As a young woman, Mrs. Moss performed as a soprano with the New York City Opera Company and the San Francisco Opera Company. Her repertoire for most of her career, though, was the Great American Songbook.
"I'm fortunate enough to have a background in many musical forms," she said in a 1994 Inquirer article. "But I guess at heart I'm a Broadway baby. For me to sing a song I have to be in love with the lyric. I'm a hopeless romantic, and I guess that's reflected in most of the songs I sing."
A graduate of Overbrook High School, Mrs. Moss trained as a soprano at the Curtis Institute of Music, at the Juilliard School in New York, and in the opera department at Tanglewood. She also attended the Actors Studio in New York and took dance classes with Peter Gennaro.
At 20, she married Eugene B. Kardon, a Wharton School graduate and businessman.

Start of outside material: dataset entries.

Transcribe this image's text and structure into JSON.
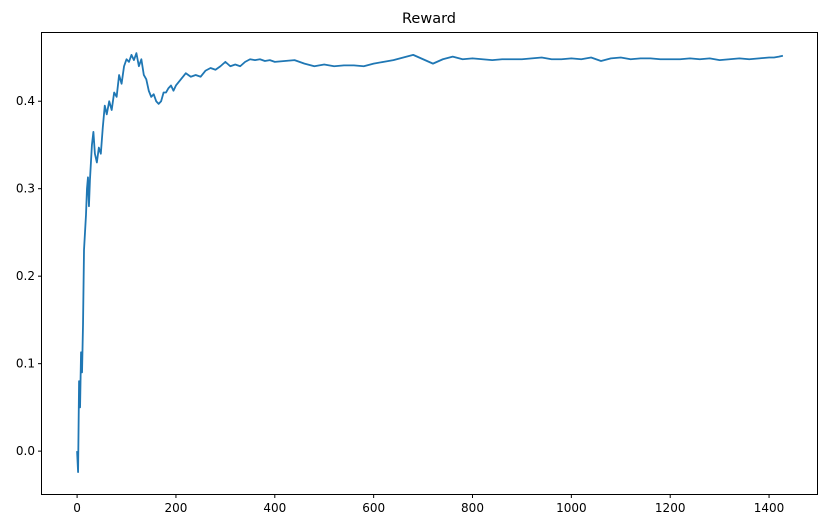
{
  "chart_data": {
    "type": "line",
    "title": "Reward",
    "xlabel": "",
    "ylabel": "",
    "xlim": [
      -71,
      1497
    ],
    "ylim": [
      -0.049,
      0.478
    ],
    "xticks": [
      0,
      200,
      400,
      600,
      800,
      1000,
      1200,
      1400
    ],
    "xtick_labels": [
      "0",
      "200",
      "400",
      "600",
      "800",
      "1000",
      "1200",
      "1400"
    ],
    "yticks": [
      0.0,
      0.1,
      0.2,
      0.3,
      0.4
    ],
    "ytick_labels": [
      "0.0",
      "0.1",
      "0.2",
      "0.3",
      "0.4"
    ],
    "grid": false,
    "legend": "none",
    "series": [
      {
        "color": "#1f77b4",
        "x": [
          0,
          2,
          4,
          6,
          8,
          10,
          12,
          14,
          16,
          18,
          20,
          22,
          24,
          26,
          28,
          30,
          33,
          36,
          40,
          44,
          48,
          52,
          56,
          60,
          65,
          70,
          75,
          80,
          85,
          90,
          95,
          100,
          105,
          110,
          115,
          120,
          125,
          130,
          135,
          140,
          145,
          150,
          155,
          160,
          165,
          170,
          175,
          180,
          185,
          190,
          195,
          200,
          210,
          220,
          230,
          240,
          250,
          260,
          270,
          280,
          290,
          300,
          310,
          320,
          330,
          340,
          350,
          360,
          370,
          380,
          390,
          400,
          420,
          440,
          460,
          480,
          500,
          520,
          540,
          560,
          580,
          600,
          620,
          640,
          660,
          680,
          700,
          720,
          740,
          760,
          780,
          800,
          820,
          840,
          860,
          880,
          900,
          920,
          940,
          960,
          980,
          1000,
          1020,
          1040,
          1060,
          1080,
          1100,
          1120,
          1140,
          1160,
          1180,
          1200,
          1220,
          1240,
          1260,
          1280,
          1300,
          1320,
          1340,
          1360,
          1380,
          1400,
          1410,
          1420,
          1428
        ],
        "y": [
          0.0,
          -0.024,
          0.08,
          0.05,
          0.113,
          0.09,
          0.145,
          0.23,
          0.25,
          0.27,
          0.3,
          0.313,
          0.28,
          0.31,
          0.33,
          0.35,
          0.365,
          0.34,
          0.33,
          0.347,
          0.34,
          0.37,
          0.395,
          0.385,
          0.4,
          0.39,
          0.41,
          0.405,
          0.43,
          0.42,
          0.44,
          0.448,
          0.445,
          0.453,
          0.447,
          0.455,
          0.44,
          0.448,
          0.43,
          0.425,
          0.412,
          0.405,
          0.408,
          0.4,
          0.397,
          0.4,
          0.41,
          0.41,
          0.415,
          0.418,
          0.412,
          0.418,
          0.425,
          0.432,
          0.428,
          0.43,
          0.428,
          0.435,
          0.438,
          0.436,
          0.44,
          0.445,
          0.44,
          0.442,
          0.44,
          0.445,
          0.448,
          0.447,
          0.448,
          0.446,
          0.447,
          0.445,
          0.446,
          0.447,
          0.443,
          0.44,
          0.442,
          0.44,
          0.441,
          0.441,
          0.44,
          0.443,
          0.445,
          0.447,
          0.45,
          0.453,
          0.448,
          0.443,
          0.448,
          0.451,
          0.448,
          0.449,
          0.448,
          0.447,
          0.448,
          0.448,
          0.448,
          0.449,
          0.45,
          0.448,
          0.448,
          0.449,
          0.448,
          0.45,
          0.446,
          0.449,
          0.45,
          0.448,
          0.449,
          0.449,
          0.448,
          0.448,
          0.448,
          0.449,
          0.448,
          0.449,
          0.447,
          0.448,
          0.449,
          0.448,
          0.449,
          0.45,
          0.45,
          0.451,
          0.452
        ]
      }
    ]
  }
}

Five years later he died of a brain tumor, leaving behind two sons, a 3-year-old and a newborn.
Her parents, Lillian and David Rubinstein, helped with the children while she sang to support her family.

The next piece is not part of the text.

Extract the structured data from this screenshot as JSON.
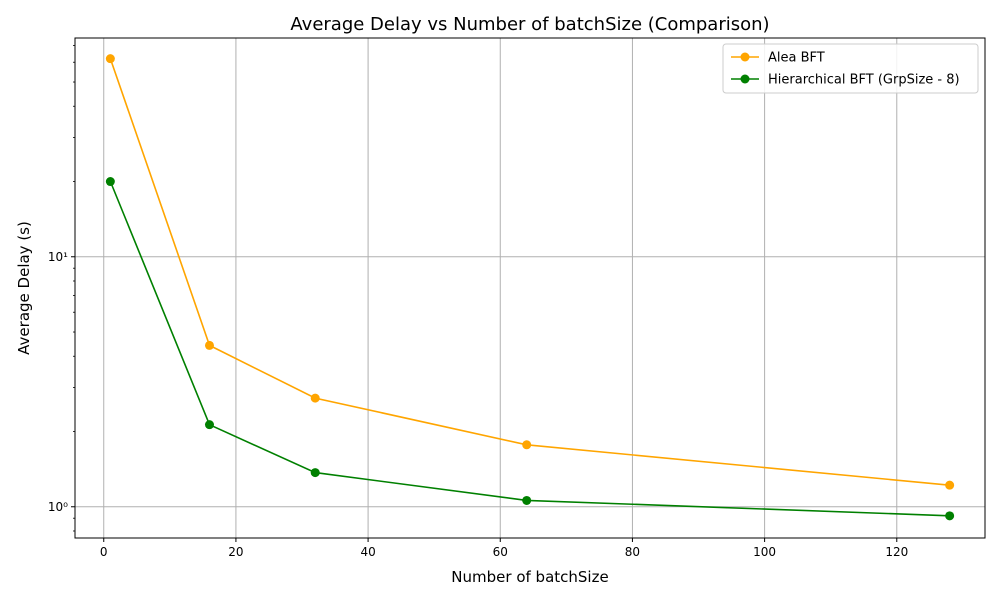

In the 1950s and early 1960s, Mrs. Moss, who performed as Helen Kardon, appeared in touring companies and summer theater productions of musicals. Her roles included Laurey in Oklahoma, Sarah in Guys and Dolls, and Marian in The Music Man with Van Johnson. She appeared on Broadway in New Faces of 1962.
She and N. Henry Moss, a Philadelphia surgeon, were introduced by a friend. They married in 1964 and had a daughter. The couple raised their family in Merion and kept an apartment in New York.
Dr. Moss died in his wife's arms, also on her birthday, in 1990, said their daughter, Cathy Moss.
In the 1980s, Mrs. Moss performed at the Equity Fights AIDS concert at Carnegie Hall; at a benefit concert at the Walnut Street Theatre; and on several Variety Club telethons. She recorded an album, What Matters Most, and a CD, Lost in His Arms.
The composer Michel Legrand called the CD "exquisite. "I am thrilled," he said, "by the sensitive interpretation of my love song 'Something New in My Life.' Helen Kardon possesses that rare gift - a truly captivating voice."
She rarely was seen on stage without a hat. "I like hats," she told The Inquirer in 1994. "I have about 250 of them. I feel comfortable with them. I feel dressed up."
Mrs. Moss was a voice teacher and audition coach in New York well into her 70s, and shared her passion for singing with her students, her daughter said.
She served on the board of the Opera Company of Philadelphia and endowed the Helen Kardon Moss Anvil Award at the Wharton School. The award is presented annually to professors selected for excellence by their students.
In addition to her daughter, Mrs. Moss is survived by sons Brian and Bruce Kardon and five grandchildren.
A funeral will be at 1 p.m. Sunday, Dec. 30, at Joseph Levine & Sons, 4737 Street Rd., Trevose. Burial will in Roosevelt Memorial Park in Trevose.
Donations may be made to Wills Eye Institute, 840 Walnut St., Suite 1540, Philadelphia 19107.